Le tour de la question en 180 secondes

Le Biennois Adrien Wyssbrod participera le 18 mai à la finale suisse du concours «Ma thèse en 180 secondes». Sa première place à l’Uni de Neuchâtel lui en ouvre les portes

Adrien Wyssbrod, doctorant en histoire et en droit. (Photo PSJ)

 

Marjorie Spart

Adrien Wyssbrod l’admet volontiers: quand on lui demandait le sujet de sa thèse, il peinait à la résumer sobrement. «Lorsque j’explique que je travaille en histoire du droit, je perds l’attention de la moitié de mes interlocuteurs. Et quand j’y ajoute le terme ‹codification›, je perds les autres», image, en rigolant, Adrien Wyssbrod en évoquant sa vie de doctorant en histoire et en droit à l’Université de Neuchâtel.

C’est un peu par défi qu’il a choisi de participer au concours «Ma thèse en 180 secondes». Résumer des centaines de pages de manière à se faire comprendre par des non spécialistes semblait impossible. «Voilà pourquoi j’ai eu envie de la faire», assure le Biennois de 30 ans, en précisant que «simplifier à tel point mon travail de recherche en a été douloureux. Mais c’est important d’y arriver. Mon but n’est pas d’écrire un ouvrage scientifique qui ne sera lu que par trois spécialistes.»

Pas de code écrit
On pourrait pourtant le croire en lisant le titre de sa thèse: «De la coutume au code, résistances à la codification du droit à Neuchâtel sous l’Ancien Régime». Derrière cet intitulé, l’historien a voulu comprendre pourquoi les tentatives de codification du droit neuchâtelois, au 18e siècle, avaient toutes successivement échoué. «A cette époque, c’est le droit coutumier – basé essentiellement sur une tradition orale – qui prévalait. Le roi de Prusse FrédéricII a tenté de faire codifier le droit, mais il s’est heurté à une résistance du Conseil d’Etat de l’époque qui a sans cesse repoussé cette demande. Pourquoi donc résister à la mise sur papier d’un Code civil?» Adrien Wyssbrod constate qu’à cette époque la codification du droit n’était pas considérée comme quelque chose de bénéfique. «Le droit coutumier était davantage compréhensible pour le grand public que des textes de lois.»

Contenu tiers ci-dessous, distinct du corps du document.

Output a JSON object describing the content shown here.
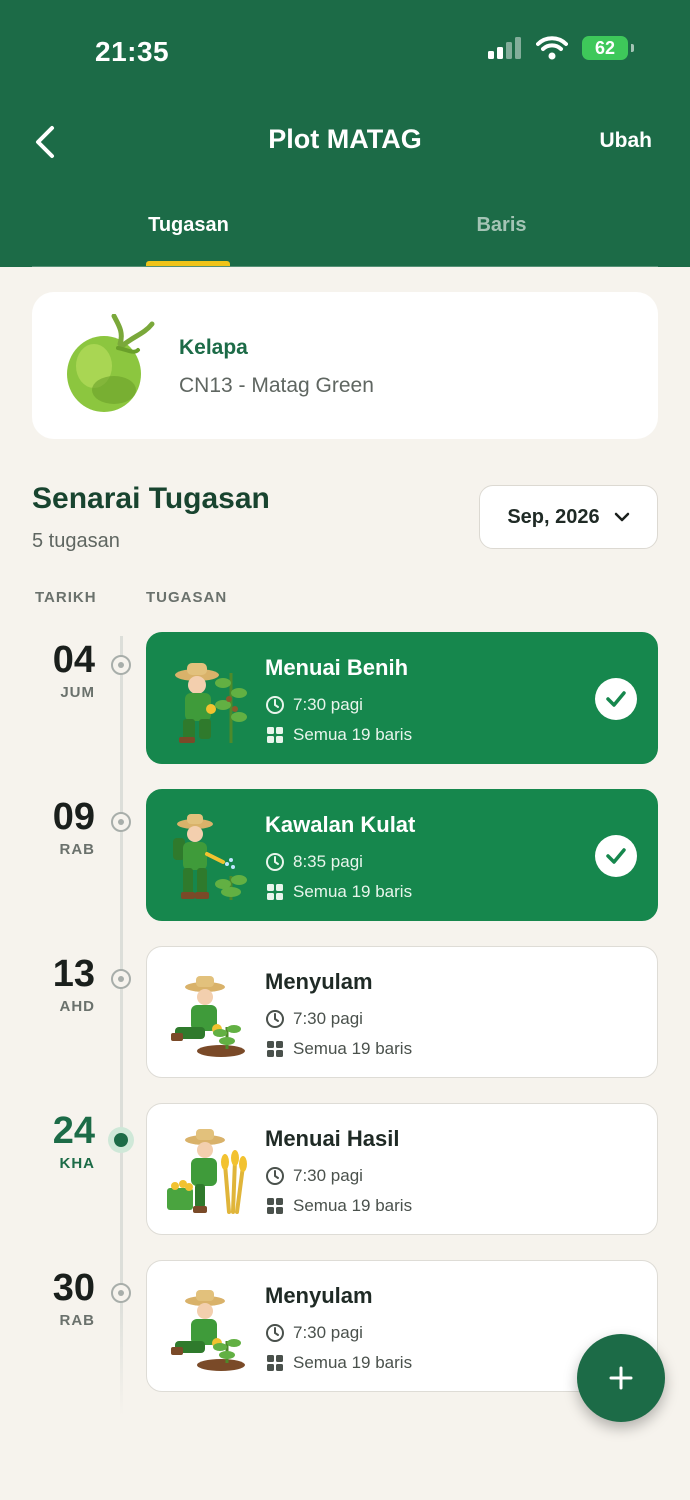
{
  "status": {
    "time": "21:35",
    "battery": "62"
  },
  "header": {
    "title": "Plot MATAG",
    "edit_label": "Ubah"
  },
  "tabs": [
    {
      "label": "Tugasan",
      "active": true
    },
    {
      "label": "Baris",
      "active": false
    }
  ],
  "crop": {
    "name": "Kelapa",
    "variety": "CN13 - Matag Green"
  },
  "list": {
    "title": "Senarai Tugasan",
    "count": "5 tugasan",
    "month": "Sep, 2026",
    "col_date": "TARIKH",
    "col_task": "TUGASAN"
  },
  "tasks": [
    {
      "day": "04",
      "weekday": "JUM",
      "name": "Menuai Benih",
      "time": "7:30 pagi",
      "rows": "Semua 19 baris",
      "done": true,
      "today": false
    },
    {
      "day": "09",
      "weekday": "RAB",
      "name": "Kawalan Kulat",
      "time": "8:35 pagi",
      "rows": "Semua 19 baris",
      "done": true,
      "today": false
    },
    {
      "day": "13",
      "weekday": "AHD",
      "name": "Menyulam",
      "time": "7:30 pagi",
      "rows": "Semua 19 baris",
      "done": false,
      "today": false
    },
    {
      "day": "24",
      "weekday": "KHA",
      "name": "Menuai Hasil",
      "time": "7:30 pagi",
      "rows": "Semua 19 baris",
      "done": false,
      "today": true
    },
    {
      "day": "30",
      "weekday": "RAB",
      "name": "Menyulam",
      "time": "7:30 pagi",
      "rows": "Semua 19 baris",
      "done": false,
      "today": false
    }
  ],
  "colors": {
    "primary": "#1c6b47",
    "done_card": "#16874d",
    "tab_indicator": "#f0c419",
    "background": "#f6f3ed"
  }
}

Le jeune homme tire aussi le constat que cette résistance n’était pas du tout une spécificité neuchâteloise, mais un phénomène largement répandu dans les autres sociétés.

Grande préparation
Admettant la complexité du sujet de sa thèse, Adrien Wyssbrod estime que la vulgarisation devrait aller de pair avec la recherche scientifique. Une vision qu’il cultive depuis longtemps mais qui n’est de loin pas partagée par toute la sphère universitaire. La première édition du concours avait d’ailleurs suscité de vives critiques lors de sa mise sur pied. «Aujourd’hui, les esprits commencent à s’ouvrir», tempère l’historien qui a vu dans cet exercice un moyen de prendre de la distance vis-à-vis de son travail de thèse. Ce qui lui a permis de recadrer certaines choses.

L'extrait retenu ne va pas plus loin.